Com toda a certeza, os gráficos, as estatísticas ou os estudos revelam e iluminam, mas os seus conteúdos, uma vez postos e revelados, nos exigem passos mais decisivos rumo àquilo que qualifico e denomino de uma nova agenda para o desenvolvimento.

Bem a propósito, ao sediar a 47ª Reunião Anual dos Governadores do BID, Minas Gerais reproduz um pouco a nossa grande pátria latino-americana, essa pátria que é a soma de tantas pátrias, aqui onde compartilhamos origem e destino, dificuldades e esperanças, vida e trabalho.

Este, aliás, é um momento singularmente oportuno para que, com a afluência daqueles que têm nas mãos a responsabilidade para com o bem comum de nossos países, possamos abraçar a tarefa de construir essa nova agenda. Temos a consciência de que só com a retomada do crescimento a América Latina conseguirá superar as graves dificuldades que afligem tão duramente grande parte de sua população.

Temos a consciência de que a ênfase dos governos latino-americanos deve recair na educação de qualidade, com foco no desenvolvimento do capital humano e na criação de ambiente propício aos investidores. E, por fim, sabemos também que desenvolvimento e democracia são inseparáveis, cada qual reforçando o outro, já que a solidez de um necessita e depende da fortaleza do outro.

Em outras palavras, sem desenvolvimento, a democracia torna-se frágil e vulnerável, não responde às necessidades e às legítimas aspirações da população. Mas, sem democracia, o crescimento econômico dificilmente se sustenta. E bem sabemos que o crescimento econômico com redistribuição de riqueza precisa vigorar junto com a institucionalização de um regime aberto, representativo e democrático.

Isto porque existem muitos riscos. Os riscos, por exemplo, das soluções voluntaristas, aquelas que partem da ingênua idéia de que querer é poder. Além de nada resolverem, elas criam ilusões, desencantos e frustrações dos cidadãos com a democracia e a política e levam quase sempre ao populismo, esse mal que tanto tem infelicitado o continente.

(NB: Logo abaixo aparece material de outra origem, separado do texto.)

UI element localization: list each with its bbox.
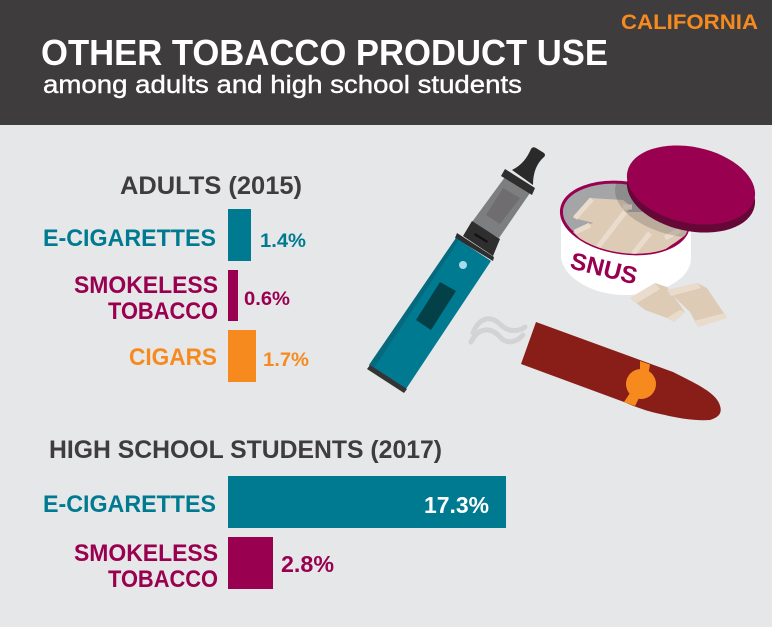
row: students e-cigarettes: E-CIGARETTES: [43, 491, 216, 518]
bottom collar: [463, 221, 500, 256]
row: adults smokeless tobacco: 0.6%: [244, 288, 290, 310]
row: students e-cigarettes: [43, 476, 506, 528]
row: adults e-cigarettes: [43, 209, 306, 261]
row: adults e-cigarettes: 1.4%: [260, 230, 306, 252]
display: [416, 282, 456, 330]
row: adults cigars: 1.7%: [263, 349, 309, 371]
high school bar chart: [43, 476, 506, 593]
mouthpiece: [512, 147, 545, 185]
cigar body: [521, 322, 721, 420]
state label: CALIFORNIA: [621, 10, 758, 34]
tank: [472, 177, 530, 238]
row: students smokeless tobacco: [74, 537, 334, 593]
heading: adults: ADULTS (2015): [120, 172, 302, 200]
row: students smokeless tobacco: 2.8%: [281, 551, 334, 577]
icon: cigar: [471, 319, 721, 420]
row: adults smokeless tobacco: TOBACCO: [108, 298, 218, 325]
battery body: [369, 238, 491, 389]
tin opening: [557, 174, 693, 262]
icon: snus tin: [560, 146, 756, 327]
lid shadow: [615, 182, 687, 237]
row: adults smokeless tobacco: SMOKELESS: [74, 272, 218, 299]
pouches inside tin: [573, 182, 688, 254]
row: students smokeless tobacco: TOBACCO: [108, 566, 218, 593]
tin wall: [561, 220, 691, 295]
base: [367, 365, 407, 393]
header band: [0, 0, 772, 125]
SNUS label: SNUS: [568, 248, 640, 290]
subtitle: among adults and high school students: [43, 71, 522, 99]
lid side: [620, 142, 762, 244]
row: adults smokeless tobacco: [74, 270, 290, 325]
row: adults cigars: [129, 330, 309, 382]
row: adults cigars: CIGARS: [129, 344, 217, 371]
loose pouches: [630, 283, 727, 327]
row: adults e-cigarettes: E-CIGARETTES: [43, 225, 216, 252]
indicator dot: [459, 261, 467, 269]
row: students e-cigarettes: 17.3%: [424, 492, 489, 518]
title: OTHER TOBACCO PRODUCT USE: [41, 32, 608, 73]
cigar band: [624, 361, 656, 406]
adults bar chart: [43, 209, 309, 382]
top collar: [501, 169, 535, 195]
lid top: [620, 134, 762, 236]
row: students smokeless tobacco: SMOKELESS: [74, 540, 218, 567]
icon: vape pen: [367, 147, 545, 393]
smoke: [471, 319, 525, 342]
heading: high school students: HIGH SCHOOL STUDENTS (2017): [49, 436, 442, 464]
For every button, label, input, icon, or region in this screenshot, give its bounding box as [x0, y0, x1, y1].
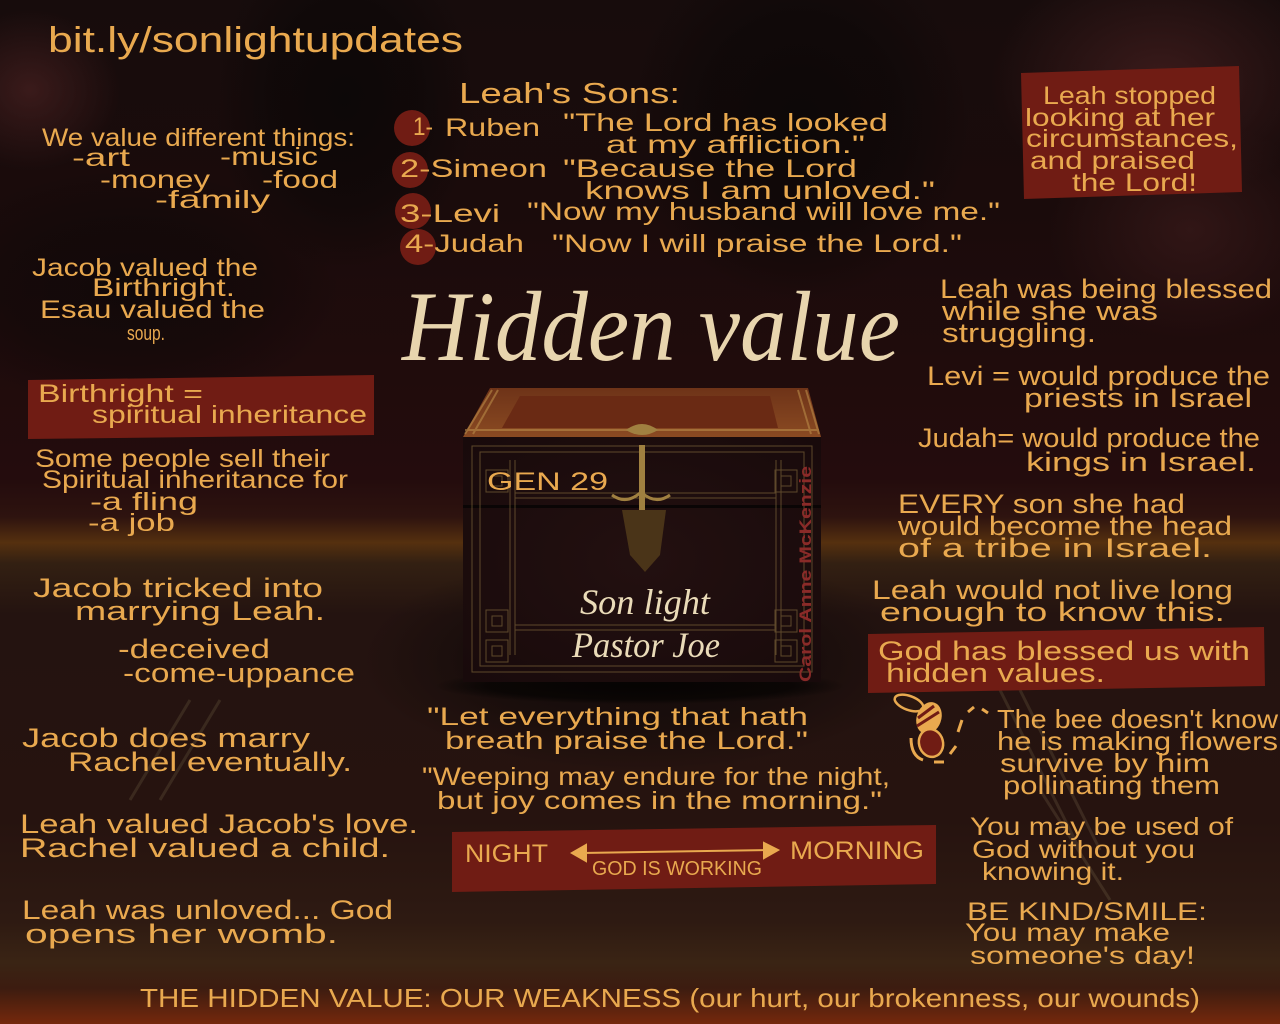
text: used of God: You may be used of [970, 813, 1233, 841]
quote: let everything [427, 703, 808, 755]
text: Leah would not know: enough to know this. [880, 597, 1225, 627]
number circles [392, 110, 436, 265]
text: Jacob tricked: -deceived [118, 634, 270, 664]
chest shadow [435, 668, 845, 704]
text: Leah unloved [22, 895, 393, 949]
text: Levi priests: priests in Israel [1024, 383, 1252, 413]
son 1: Ruben: 1- [413, 113, 433, 141]
title: Hidden value: Hidden value [400, 271, 900, 382]
text: Jacob and Esau: Esau valued the [40, 296, 265, 324]
text: Leah unloved: Leah was unloved... God [22, 895, 393, 925]
text: values: -family [155, 186, 271, 214]
text: be kind: BE KIND/SMILE: [967, 898, 1207, 926]
son 3: Levi: "Now my husband will love me." [527, 198, 1000, 226]
icon: bee [893, 691, 988, 762]
text: selling inheritance: -a job [88, 509, 175, 537]
son 1: Ruben: Ruben [445, 114, 540, 142]
chest clasp [612, 424, 670, 572]
text: Judah kings [918, 423, 1260, 477]
text: values: -food [262, 166, 338, 194]
text: used of God: knowing it. [982, 858, 1124, 886]
callout: Leah stopped [1021, 66, 1242, 199]
son 1: Ruben: at my affliction." [606, 131, 865, 159]
text: Jacob tricked: marrying Leah. [75, 596, 325, 626]
text: be kind: You may make [965, 919, 1170, 947]
text: every son: of a tribe in Israel. [898, 533, 1212, 563]
text: Leah blessed: Leah was being blessed [940, 274, 1272, 304]
son 2: Simeon: 2-Simeon [400, 155, 547, 183]
text: values: -money [100, 166, 211, 194]
quote: weeping: but joy comes in the morning." [437, 787, 882, 815]
chest lid top [463, 388, 821, 437]
son 1: Ruben [413, 109, 888, 159]
text: selling inheritance: -a fling [90, 488, 198, 516]
son 3: Levi [400, 198, 1000, 228]
text: Jacob tricked: Jacob tricked into [33, 573, 323, 603]
text: bee [997, 704, 1278, 800]
text: bee: pollinating them [1003, 770, 1220, 800]
callout: birthright [28, 375, 374, 439]
label: Pastor Joe: Pastor Joe [571, 625, 720, 665]
label: Son light: Son light [580, 582, 711, 622]
text: Jacob tricked: -come-uppance [123, 658, 355, 688]
callout: night to morning: NIGHT [465, 840, 548, 868]
text: be kind: someone's day! [970, 942, 1195, 970]
son 4: Judah: "Now I will praise the Lord." [552, 230, 962, 258]
son 2: Simeon: knows I am unloved." [585, 177, 935, 205]
text: values [42, 124, 355, 214]
text: Levi priests: Levi = would produce the [927, 361, 1270, 391]
text: Judah kings: Judah= would produce the [918, 423, 1260, 453]
text: bee: he is making flowers [997, 726, 1278, 756]
text: used of God [970, 813, 1233, 886]
quote: let everything: "Let everything that hath [427, 703, 808, 731]
text: Leah blessed: while she was [941, 296, 1158, 326]
text: Jacob and Esau [32, 254, 265, 345]
heading: Leah's Sons: Leah's Sons: [459, 78, 680, 110]
text: selling inheritance [35, 445, 348, 537]
text: Leah and Rachel values: Leah valued Jacob's love. [20, 809, 418, 839]
text: Leah would not know: Leah would not live long [872, 575, 1233, 605]
callout: Leah stopped: Leah stopped [1043, 82, 1216, 110]
text: Jacob marries Rachel [22, 723, 352, 777]
callout: night to morning: MORNING [790, 837, 924, 865]
son 4: Judah [405, 230, 962, 258]
callout: Leah stopped: circumstances, [1026, 125, 1238, 153]
son 2: Simeon [400, 155, 935, 205]
text: Jacob marries Rachel: Jacob does marry [22, 723, 311, 753]
text: bee: survive by him [1000, 748, 1210, 778]
label: GEN 29: GEN 29 [487, 468, 608, 496]
callout: night to morning [452, 825, 936, 892]
text: Leah blessed: struggling. [942, 318, 1096, 348]
text: Jacob marries Rachel: Rachel eventually. [68, 747, 352, 777]
Leah's sons list [392, 78, 1000, 265]
text: Jacob and Esau: Jacob valued the [32, 254, 258, 282]
son 4: Judah: 4-Judah [405, 230, 524, 258]
son 3: Levi: 3-Levi [400, 200, 500, 228]
text: Jacob tricked [33, 573, 355, 688]
text: every son: EVERY son she had [898, 489, 1185, 519]
son 2: Simeon: "Because the Lord [563, 155, 857, 183]
text: values: -art [72, 144, 130, 172]
callout: birthright: spiritual inheritance [92, 401, 367, 429]
arrow: double headed [572, 843, 778, 861]
callout: hidden values: God has blessed us with [878, 636, 1250, 666]
callout: hidden values: hidden values. [886, 658, 1105, 688]
text: Leah would not know [872, 575, 1233, 627]
text: values: We value different things: [42, 124, 355, 152]
quote: let everything: breath praise the Lord." [445, 727, 808, 755]
text: selling inheritance: Spiritual inheritance for [42, 466, 348, 494]
text: Jacob and Esau: Birthright. [92, 274, 235, 302]
chest front [463, 437, 821, 682]
callout: birthright: Birthright = [38, 380, 203, 408]
callout: Leah stopped: the Lord! [1072, 169, 1197, 197]
text: Leah and Rachel values [20, 809, 418, 863]
text: every son [897, 489, 1232, 563]
callout: Leah stopped: and praised [1030, 147, 1195, 175]
text: Leah and Rachel values: Rachel valued a child. [20, 833, 390, 863]
callout: Leah stopped: looking at her [1025, 104, 1215, 132]
credit: Carol Anne McKenzie: Carol Anne McKenzie [796, 466, 815, 682]
callout: night to morning: GOD IS WORKING [592, 858, 762, 880]
quote: weeping [422, 763, 890, 815]
text: bee: The bee doesn't know [997, 704, 1278, 734]
callout: hidden values [868, 627, 1265, 693]
url: bit.ly/sonlightupdates [48, 19, 463, 60]
text: every son: would become the head [897, 511, 1232, 541]
treasure chest [435, 388, 845, 704]
son 1: Ruben: "The Lord has looked [563, 109, 888, 137]
text: values: -music [220, 143, 318, 171]
text: be kind [965, 898, 1207, 970]
text: used of God: God without you [972, 836, 1195, 864]
text: Levi priests [927, 361, 1270, 413]
text: selling inheritance: Some people sell their [35, 445, 330, 473]
text: Judah kings: kings in Israel. [1026, 447, 1256, 477]
summary line: THE HIDDEN VALUE: OUR WEAKNESS (our hurt, our brokenness, our wounds) [140, 983, 1200, 1013]
quote: weeping: "Weeping may endure for the night, [422, 763, 890, 791]
text: Leah unloved: opens her womb. [25, 919, 338, 949]
text: Jacob and Esau: soup. [127, 323, 165, 345]
text: Leah blessed [940, 274, 1272, 348]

Mudar para crescer, crescer para garantir o bem-estar da população e assegurar a consolidação da democracia, nisto, acho eu, pode ser resumido o tríplice desafio com o qual se defronta a América Latina. E a ponte para o desenvolvimento requer engenho e arte, coragem e sabedoria dos que têm sobre seus ombros a missão de governar.

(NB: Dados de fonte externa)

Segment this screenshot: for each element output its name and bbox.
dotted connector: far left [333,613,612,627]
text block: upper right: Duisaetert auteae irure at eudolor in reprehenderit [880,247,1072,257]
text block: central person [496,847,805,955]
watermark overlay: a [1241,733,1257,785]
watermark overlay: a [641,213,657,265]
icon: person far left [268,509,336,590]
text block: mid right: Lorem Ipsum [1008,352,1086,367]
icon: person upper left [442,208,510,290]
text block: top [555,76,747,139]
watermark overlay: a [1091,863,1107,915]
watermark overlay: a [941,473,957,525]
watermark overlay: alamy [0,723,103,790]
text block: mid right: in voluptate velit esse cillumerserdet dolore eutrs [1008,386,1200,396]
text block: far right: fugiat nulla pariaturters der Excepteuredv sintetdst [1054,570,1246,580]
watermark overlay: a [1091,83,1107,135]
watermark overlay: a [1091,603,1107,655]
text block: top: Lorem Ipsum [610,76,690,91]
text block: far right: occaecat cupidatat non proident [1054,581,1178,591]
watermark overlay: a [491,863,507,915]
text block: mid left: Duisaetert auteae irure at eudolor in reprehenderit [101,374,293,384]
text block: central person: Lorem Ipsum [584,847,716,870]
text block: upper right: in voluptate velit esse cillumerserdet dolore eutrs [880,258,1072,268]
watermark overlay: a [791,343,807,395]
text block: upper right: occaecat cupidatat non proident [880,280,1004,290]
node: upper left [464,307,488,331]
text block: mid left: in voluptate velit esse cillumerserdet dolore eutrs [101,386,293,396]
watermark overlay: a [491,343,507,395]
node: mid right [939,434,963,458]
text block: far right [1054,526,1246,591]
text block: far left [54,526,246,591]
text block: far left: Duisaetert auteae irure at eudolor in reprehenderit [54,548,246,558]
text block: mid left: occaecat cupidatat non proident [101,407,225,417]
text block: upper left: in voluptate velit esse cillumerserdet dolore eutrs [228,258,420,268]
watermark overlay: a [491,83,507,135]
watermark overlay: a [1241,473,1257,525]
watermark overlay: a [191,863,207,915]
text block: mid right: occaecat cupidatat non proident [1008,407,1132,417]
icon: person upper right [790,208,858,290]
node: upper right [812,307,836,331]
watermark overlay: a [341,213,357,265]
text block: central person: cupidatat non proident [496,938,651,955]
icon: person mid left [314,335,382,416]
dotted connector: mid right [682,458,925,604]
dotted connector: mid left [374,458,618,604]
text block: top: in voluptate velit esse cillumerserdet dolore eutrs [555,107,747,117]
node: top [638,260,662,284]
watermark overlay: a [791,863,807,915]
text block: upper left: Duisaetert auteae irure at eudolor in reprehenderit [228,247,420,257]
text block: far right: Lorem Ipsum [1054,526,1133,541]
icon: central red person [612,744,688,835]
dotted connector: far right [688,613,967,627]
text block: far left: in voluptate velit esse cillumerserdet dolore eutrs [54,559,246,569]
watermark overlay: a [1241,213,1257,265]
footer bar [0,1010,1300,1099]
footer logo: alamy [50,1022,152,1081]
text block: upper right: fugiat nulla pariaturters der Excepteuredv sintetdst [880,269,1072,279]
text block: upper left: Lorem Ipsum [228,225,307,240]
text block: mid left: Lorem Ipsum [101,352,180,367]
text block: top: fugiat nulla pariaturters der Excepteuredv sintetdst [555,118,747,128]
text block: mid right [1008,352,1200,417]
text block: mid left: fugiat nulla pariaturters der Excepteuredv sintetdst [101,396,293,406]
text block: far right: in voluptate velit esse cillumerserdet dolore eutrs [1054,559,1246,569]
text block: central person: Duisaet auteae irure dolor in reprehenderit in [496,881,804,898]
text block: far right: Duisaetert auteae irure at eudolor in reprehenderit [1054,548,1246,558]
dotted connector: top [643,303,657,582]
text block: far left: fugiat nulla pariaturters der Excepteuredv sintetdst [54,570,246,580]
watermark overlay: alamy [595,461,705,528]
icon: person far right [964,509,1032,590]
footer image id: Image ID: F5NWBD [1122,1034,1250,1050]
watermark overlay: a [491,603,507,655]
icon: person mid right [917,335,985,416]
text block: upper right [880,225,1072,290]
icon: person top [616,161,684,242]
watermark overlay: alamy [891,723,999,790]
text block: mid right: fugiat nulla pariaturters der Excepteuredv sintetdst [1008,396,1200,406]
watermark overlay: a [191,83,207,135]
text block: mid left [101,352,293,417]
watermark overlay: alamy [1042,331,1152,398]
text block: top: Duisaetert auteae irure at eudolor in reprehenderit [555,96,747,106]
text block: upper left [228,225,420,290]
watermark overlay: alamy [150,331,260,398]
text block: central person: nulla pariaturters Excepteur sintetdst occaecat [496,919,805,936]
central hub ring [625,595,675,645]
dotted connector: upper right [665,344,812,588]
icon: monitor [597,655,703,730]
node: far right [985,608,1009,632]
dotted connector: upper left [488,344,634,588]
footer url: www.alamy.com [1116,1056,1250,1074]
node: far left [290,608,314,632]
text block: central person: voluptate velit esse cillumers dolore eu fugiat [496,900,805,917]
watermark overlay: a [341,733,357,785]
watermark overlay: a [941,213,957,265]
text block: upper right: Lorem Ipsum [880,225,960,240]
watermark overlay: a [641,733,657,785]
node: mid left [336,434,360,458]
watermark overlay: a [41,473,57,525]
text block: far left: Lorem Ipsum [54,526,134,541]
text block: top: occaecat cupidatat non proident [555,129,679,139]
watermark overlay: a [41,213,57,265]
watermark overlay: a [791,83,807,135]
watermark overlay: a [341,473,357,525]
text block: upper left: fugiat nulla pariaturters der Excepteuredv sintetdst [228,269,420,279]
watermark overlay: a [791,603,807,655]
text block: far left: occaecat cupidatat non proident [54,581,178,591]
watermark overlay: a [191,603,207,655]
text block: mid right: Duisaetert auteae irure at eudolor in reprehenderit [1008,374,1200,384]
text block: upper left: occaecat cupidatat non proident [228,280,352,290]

Nesse aspecto, não basta diminuir o tamanho do Estado. É preciso repensar-lhe o papel e a posição frente ao setor privado e a dinâmica do desenvolvimento, dar a esse novo Estado novas funções, novas obrigações.

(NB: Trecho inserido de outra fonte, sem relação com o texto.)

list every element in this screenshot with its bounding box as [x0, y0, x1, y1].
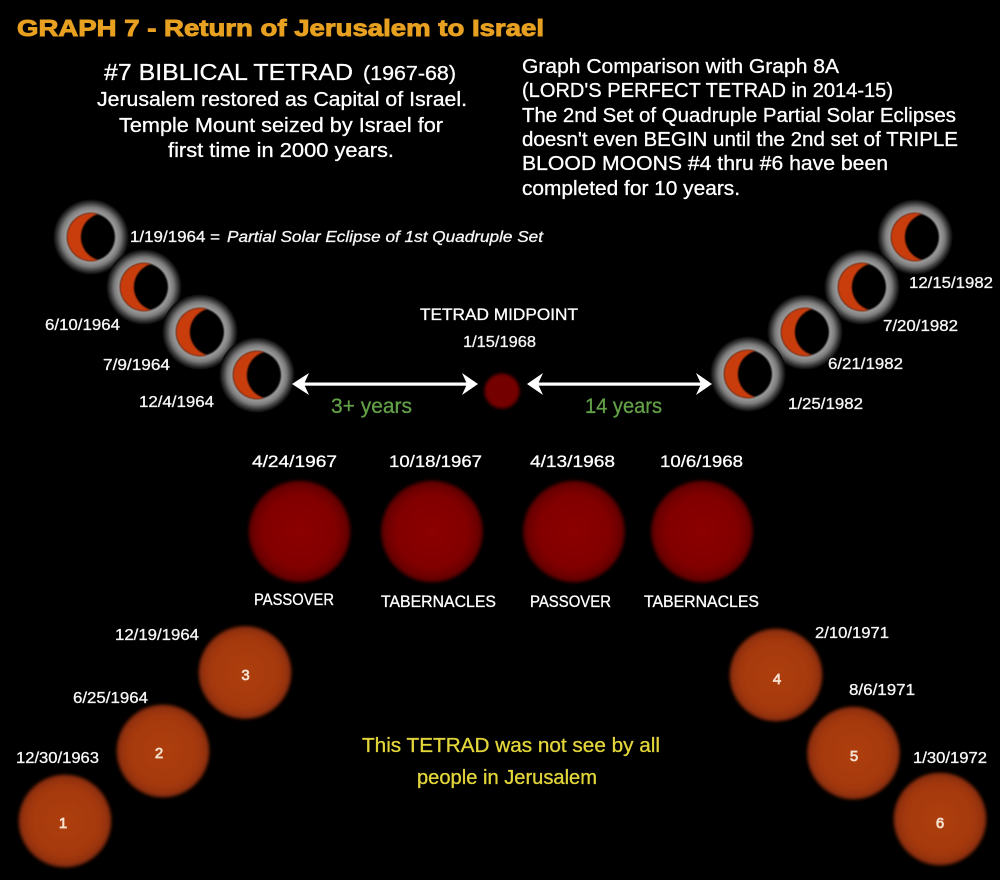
text block: tetrad description: (1967-68) — [363, 63, 456, 85]
moon 1 — [18, 774, 112, 868]
text block: graph comparison: doesn't even BEGIN until the 2nd set of TRIPLE — [522, 129, 958, 151]
solar eclipse 7/20/1982 — [824, 249, 900, 325]
midpoint moon — [484, 374, 520, 408]
eclipse date labels: 6/21/1982 — [828, 356, 903, 373]
moon date labels: 8/6/1971 — [849, 682, 915, 699]
tetrad midpoint label: 1/15/1968 — [463, 334, 536, 351]
solar eclipse 1/19/1964 — [53, 199, 129, 275]
text block: graph comparison — [522, 56, 958, 200]
tetrad date labels: 10/6/1968 — [660, 452, 743, 471]
text block: tetrad description: Temple Mount seized by Israel for — [119, 115, 443, 137]
tetrad date labels: 10/18/1967 — [389, 452, 482, 471]
text block: graph comparison: Graph Comparison with Graph 8A — [522, 56, 840, 78]
solar eclipse 12/15/1982 — [877, 199, 953, 275]
moon 3 — [198, 626, 292, 719]
eclipse date labels: 12/4/1964 — [139, 394, 214, 411]
moon 2: 2 — [155, 745, 163, 762]
note: tetrad not seen — [362, 735, 660, 789]
blood moon 2 — [381, 480, 483, 582]
label: 14 years: 14 years — [585, 395, 662, 418]
tetrad date labels — [252, 452, 743, 471]
feast labels: TABERNACLES — [644, 592, 759, 611]
moon 5: 5 — [850, 748, 858, 765]
feast labels: PASSOVER — [254, 590, 334, 609]
eclipse date labels: 6/10/1964 — [45, 317, 120, 334]
blood moon 3 — [523, 480, 625, 582]
blood moon 1 — [248, 480, 350, 582]
moon 6: 6 — [936, 815, 944, 832]
note: tetrad not seen: people in Jerusalem — [417, 767, 597, 789]
eclipse date labels: 12/15/1982 — [909, 275, 993, 292]
solar eclipse 7/9/1964 — [162, 294, 238, 370]
title: GRAPH 7 - Return of Jerusalem to Israel — [17, 15, 544, 41]
moon date labels: 1/30/1972 — [913, 750, 987, 767]
moon 4: 4 — [773, 671, 781, 688]
moon date labels: 12/19/1964 — [115, 627, 199, 644]
label: 3+ years: 3+ years — [331, 395, 412, 418]
text block: tetrad description: #7 BIBLICAL TETRAD — [104, 59, 353, 85]
text block: graph comparison: (LORD'S PERFECT TETRAD in 2014-15) — [522, 80, 893, 102]
eclipse date labels: 1/25/1982 — [788, 396, 863, 413]
moon 3: 3 — [241, 667, 250, 684]
moon 2 — [116, 704, 210, 798]
eclipse date labels — [45, 275, 993, 413]
feast labels — [254, 590, 759, 611]
moon 5 — [807, 706, 900, 800]
solar eclipse 12/4/1964 — [219, 337, 295, 413]
text block: tetrad description — [97, 59, 467, 162]
eclipse date labels: 7/9/1964 — [103, 357, 170, 374]
tetrad date labels: 4/24/1967 — [252, 452, 337, 471]
solar eclipse 6/10/1964 — [106, 249, 182, 325]
tetrad date labels: 4/13/1968 — [530, 452, 615, 471]
feast labels: TABERNACLES — [381, 592, 496, 611]
moon 1: 1 — [59, 815, 67, 832]
note: tetrad not seen: This TETRAD was not see by all — [362, 735, 660, 757]
tetrad midpoint label — [420, 305, 578, 351]
tetrad midpoint label: TETRAD MIDPOINT — [420, 305, 578, 324]
moon date labels: 12/30/1963 — [16, 750, 99, 767]
moon 4 — [730, 628, 822, 722]
moon date labels — [16, 625, 987, 767]
arrow: 3+ years — [292, 373, 478, 395]
feast labels: PASSOVER — [530, 592, 611, 611]
eclipse caption: first set: 1/19/1964 = — [130, 229, 220, 246]
moon 6 — [894, 772, 986, 866]
moon date labels: 2/10/1971 — [815, 625, 889, 642]
text block: graph comparison: completed for 10 years. — [522, 178, 740, 200]
eclipse caption: first set: Partial Solar Eclipse of 1st Quadruple Set — [227, 229, 544, 246]
solar eclipse 6/21/1982 — [767, 294, 843, 370]
text block: tetrad description: Jerusalem restored as Capital of Israel. — [97, 89, 467, 111]
text block: graph comparison: BLOOD MOONS #4 thru #6 have been — [522, 153, 888, 175]
solar eclipse 1/25/1982 — [710, 336, 786, 412]
arrow: 14 years — [527, 373, 712, 395]
blood moon 4 — [651, 480, 753, 582]
eclipse date labels: 7/20/1982 — [883, 318, 958, 335]
moon date labels: 6/25/1964 — [73, 690, 148, 707]
text block: graph comparison: The 2nd Set of Quadruple Partial Solar Eclipses — [522, 105, 956, 127]
text block: tetrad description: first time in 2000 years. — [168, 140, 394, 162]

A primeira delas é que ele precisa ser eficiente. É imprescindível a melhoria da gestão governamental. E a experiência recente de Minas com o chamado "Choque de Gestão" bem mostra ser possível a harmonia entre equilíbrio orçamentário e a eficiência na administração do dinheiro público.

De outra parte, o compromisso com o equilíbrio fiscal não deve ser visto como sinal de uma nova ideologia. É apenas bom senso, pois gastar mais do que se tem ou gastar mal é irresponsabilidade. A austeridade fiscal, igualmente, não pode ser obtida às expensas das prioridades sociais, pois grande parte da frustração hoje na América Latina advém das falhas na conciliação entre reivindicações da população com as exigências orçamentárias.

Finalmente, neste pequeno elenco de contribuições e reflexões, chamaria ainda a atenção para o restabelecimento da importância do planejamento nas políticas governamentais e para um ponto que sublinho como fundamental, entre todos: o investimento nas pessoas, o foco na educação como senha para o portal do progresso, do bem-estar e da consolidação da democracia.